Kovgan deserves praise for the inclusion of interview and moments of movement with the older, first company dancers: Carolyn Brown, Viola Farber, Valda Setterfield and Gus Solomons, Jr. We see but don’t meet the younger dancers who perform, yet they take many roles in many works. “Cunningham” the film is an outstanding achievement in the “adventure” of creating 20th century dance that Merce accomplished. There is almost too much to be seen, whether in 3D or 2D, for this viewer, the emphasis need to be on the dance and the dancers.
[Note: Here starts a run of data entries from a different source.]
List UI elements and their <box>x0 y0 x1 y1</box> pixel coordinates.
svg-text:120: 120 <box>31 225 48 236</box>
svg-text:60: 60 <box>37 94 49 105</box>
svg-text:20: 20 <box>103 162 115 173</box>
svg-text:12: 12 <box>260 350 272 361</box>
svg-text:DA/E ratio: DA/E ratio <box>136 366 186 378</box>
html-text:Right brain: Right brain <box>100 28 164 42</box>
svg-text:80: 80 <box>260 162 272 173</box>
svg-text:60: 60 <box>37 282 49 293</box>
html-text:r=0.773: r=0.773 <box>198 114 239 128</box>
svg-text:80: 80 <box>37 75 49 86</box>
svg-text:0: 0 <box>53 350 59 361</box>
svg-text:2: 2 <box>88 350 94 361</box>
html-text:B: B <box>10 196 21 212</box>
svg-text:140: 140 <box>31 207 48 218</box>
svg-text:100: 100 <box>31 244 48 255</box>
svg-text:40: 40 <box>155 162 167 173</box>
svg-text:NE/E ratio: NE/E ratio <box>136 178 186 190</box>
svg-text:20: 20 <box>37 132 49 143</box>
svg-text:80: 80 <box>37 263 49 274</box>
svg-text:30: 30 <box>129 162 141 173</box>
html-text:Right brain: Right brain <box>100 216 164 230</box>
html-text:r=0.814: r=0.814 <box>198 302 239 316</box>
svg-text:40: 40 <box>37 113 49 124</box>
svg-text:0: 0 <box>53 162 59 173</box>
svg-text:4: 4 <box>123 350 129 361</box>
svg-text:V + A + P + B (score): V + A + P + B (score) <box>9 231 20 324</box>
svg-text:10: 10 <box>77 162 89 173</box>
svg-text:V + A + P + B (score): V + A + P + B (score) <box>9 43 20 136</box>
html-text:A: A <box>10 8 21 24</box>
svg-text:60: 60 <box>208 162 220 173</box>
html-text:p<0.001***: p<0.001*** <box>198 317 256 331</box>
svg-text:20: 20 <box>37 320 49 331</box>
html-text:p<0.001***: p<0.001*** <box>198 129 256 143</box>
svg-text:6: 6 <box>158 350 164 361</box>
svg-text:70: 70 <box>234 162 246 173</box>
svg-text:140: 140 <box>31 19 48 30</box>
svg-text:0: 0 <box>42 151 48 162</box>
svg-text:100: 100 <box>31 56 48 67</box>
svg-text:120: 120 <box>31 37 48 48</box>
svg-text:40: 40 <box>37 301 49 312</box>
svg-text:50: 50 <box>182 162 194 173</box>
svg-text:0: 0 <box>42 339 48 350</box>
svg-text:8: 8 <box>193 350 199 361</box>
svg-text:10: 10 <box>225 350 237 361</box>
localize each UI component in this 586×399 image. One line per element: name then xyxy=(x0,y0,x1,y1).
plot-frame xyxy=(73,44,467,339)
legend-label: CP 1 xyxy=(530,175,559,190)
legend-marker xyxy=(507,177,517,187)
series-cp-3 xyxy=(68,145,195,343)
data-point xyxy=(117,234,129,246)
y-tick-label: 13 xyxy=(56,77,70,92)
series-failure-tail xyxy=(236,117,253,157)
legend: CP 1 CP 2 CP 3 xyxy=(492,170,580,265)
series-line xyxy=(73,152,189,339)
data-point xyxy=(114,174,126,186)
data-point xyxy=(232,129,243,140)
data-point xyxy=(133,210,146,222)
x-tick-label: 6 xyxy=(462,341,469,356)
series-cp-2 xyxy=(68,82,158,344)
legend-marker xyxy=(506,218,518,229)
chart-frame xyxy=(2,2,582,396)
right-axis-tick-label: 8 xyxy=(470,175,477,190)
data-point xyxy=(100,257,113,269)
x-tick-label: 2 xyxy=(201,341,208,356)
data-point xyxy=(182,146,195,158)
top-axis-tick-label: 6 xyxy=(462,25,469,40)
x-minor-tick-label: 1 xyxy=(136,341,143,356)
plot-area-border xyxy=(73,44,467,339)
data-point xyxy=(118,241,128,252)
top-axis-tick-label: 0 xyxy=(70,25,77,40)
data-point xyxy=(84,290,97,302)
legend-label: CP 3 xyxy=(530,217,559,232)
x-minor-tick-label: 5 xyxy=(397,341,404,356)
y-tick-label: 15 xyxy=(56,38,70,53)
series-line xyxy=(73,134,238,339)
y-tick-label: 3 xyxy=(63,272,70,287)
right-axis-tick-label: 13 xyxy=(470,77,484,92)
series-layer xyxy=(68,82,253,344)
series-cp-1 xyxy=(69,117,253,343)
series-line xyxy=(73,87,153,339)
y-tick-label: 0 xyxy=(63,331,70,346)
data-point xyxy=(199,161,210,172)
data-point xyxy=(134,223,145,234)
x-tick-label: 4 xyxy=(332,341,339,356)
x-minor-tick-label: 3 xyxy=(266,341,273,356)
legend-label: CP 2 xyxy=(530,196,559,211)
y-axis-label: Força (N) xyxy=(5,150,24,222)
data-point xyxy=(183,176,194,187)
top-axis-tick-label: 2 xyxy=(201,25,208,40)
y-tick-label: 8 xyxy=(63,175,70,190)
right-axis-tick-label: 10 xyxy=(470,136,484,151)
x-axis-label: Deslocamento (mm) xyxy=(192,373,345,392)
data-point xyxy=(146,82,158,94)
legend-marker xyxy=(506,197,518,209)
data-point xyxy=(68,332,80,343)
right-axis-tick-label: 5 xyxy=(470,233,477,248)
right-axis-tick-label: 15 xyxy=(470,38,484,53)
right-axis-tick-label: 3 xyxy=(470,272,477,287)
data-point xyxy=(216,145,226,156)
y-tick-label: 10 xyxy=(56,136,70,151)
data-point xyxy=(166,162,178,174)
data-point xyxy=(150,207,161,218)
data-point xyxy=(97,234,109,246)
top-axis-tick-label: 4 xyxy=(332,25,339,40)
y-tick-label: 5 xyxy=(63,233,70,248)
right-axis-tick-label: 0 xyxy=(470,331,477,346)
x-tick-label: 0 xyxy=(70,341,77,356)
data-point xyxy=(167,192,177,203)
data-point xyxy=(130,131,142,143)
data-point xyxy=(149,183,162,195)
Kovgan has overloaded us with interviews, cinematic scenery, quotes valuable and miscellaneous. Nevertheless we are grateful for this production which celebrates Merce Cunningham, a master artist of the 20th century.

Besides the early company members mentioned, the dancers are: Ashley Chen, Brandon Collwes, Dylan Crossman, Julie Cunningham, Jennifer Goggans, Lindsy Jones, Cari Kresge, Daniel Madoff, Rashaun Mitchell, Marcie Mannerlyn, Silas Reiner, Glen Rumse, Jamie Scott, Melissa Toogood.

Joanna G. Harris

Ashley Chen and Melissa Toogood perform “Summers pace”

Set and costumes by Robert Rauschenberg.